This repository contains code and documentation for generating scores that help indicate whether or not the residents of a census block group have a high risk for its residents not having smoke alarms. You can read an overview of the analysis here. This analysis is made possible by mapping common variables in the American Housing Survery and the American Community Survey.

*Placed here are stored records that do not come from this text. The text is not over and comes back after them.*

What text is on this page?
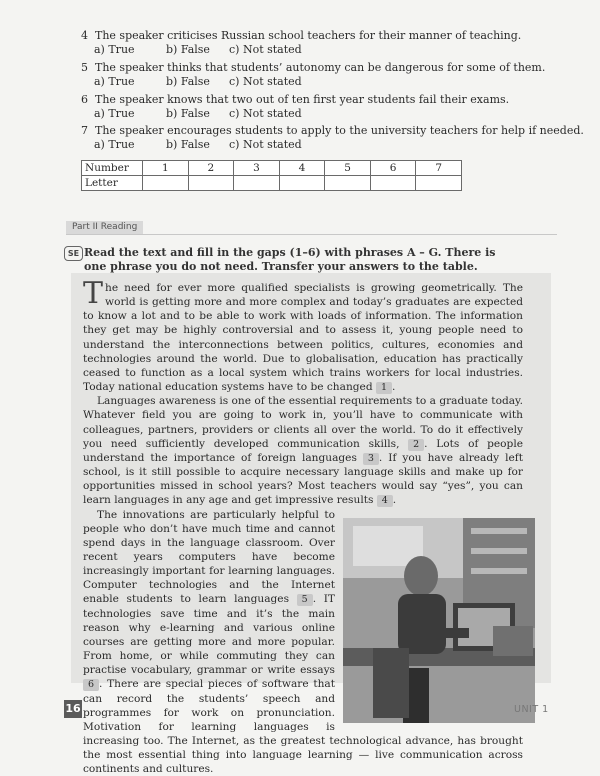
4 The speaker criticises Russian school teachers for their manner of teaching.
a) True	b) False c) Not stated
5 The speaker thinks that students’ autonomy can be dangerous for some of them.
a) True	b) False c) Not stated
6 The speaker knows that two out of ten first year students fail their exams.
a) True	b) False c) Not stated
7 The speaker encourages students to apply to the university teachers for help if needed.
a) True	b) False c) Not stated
Number	1	2	3	4	5	6	7
Letter							
Part II Reading
SE Read the text and fill in the gaps (1–6) with phrases A – G. There is one phrase you do not need. Transfer your answers to the table.

The need for ever more qualified specialists is growing geometrically. The world is getting more and more complex and today’s graduates are expected to know a lot and to be able to work with loads of information. The information they get may be highly controversial and to assess it, young people need to understand the interconnections between politics, cultures, economies and technologies around the world. Due to globalisation, education has practically ceased to function as a local system which trains workers for local industries. Today national education systems have to be changed 1 .

Languages awareness is one of the essential requirements to a graduate today. Whatever field you are going to work in, you’ll have to communicate with colleagues, partners, providers or clients all over the world. To do it effectively you need sufficiently developed communication skills, 2 . Lots of people understand the importance of foreign languages 3 . If you have already left school, is it still possible to acquire necessary language skills and make up for opportunities missed in school years? Most teachers would say “yes”, you can learn languages in any age and get impressive results 4 .

The innovations are particularly helpful to people who don’t have much time and cannot spend days in the language classroom. Over recent years computers have become increasingly important for learning languages. Computer technologies and the Internet enable students to learn languages 5 . IT technologies save time and it’s the main reason why e-learning and various online courses are getting more and more popular. From home, or while commuting they can practise vocabulary, grammar or write essays 6 . There are special pieces of software that can record the students’ speech and programmes for work on pronunciation. Motivation for learning languages is increasing too. The Internet, as the greatest technological advance, has brought the most essential thing into language learning — live communication across continents and cultures.

16	UNIT 1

You can see details on how these mappings are done in this repository.
First clone the repository and navigate to the project's root directory:
git clone https://github.com/enigma-io/smoke-alarm-risk.git
cd smoke-alarm-risk
This project is written in R
and depends on the following packages:
bit64
plyr
ggplot2
data.table
knitr
reshape2
scales
bigrf
pROC
You can install these packages by running the following command in the project's root directory:
$ make init
This project also requires six csv files (two of which - the ACS and the AHS, are generated by this project). You can grab these files from the web by running the following command:
$ make fetch_data
WARNING: This may take a while. The ACS file is ~ 2 GB.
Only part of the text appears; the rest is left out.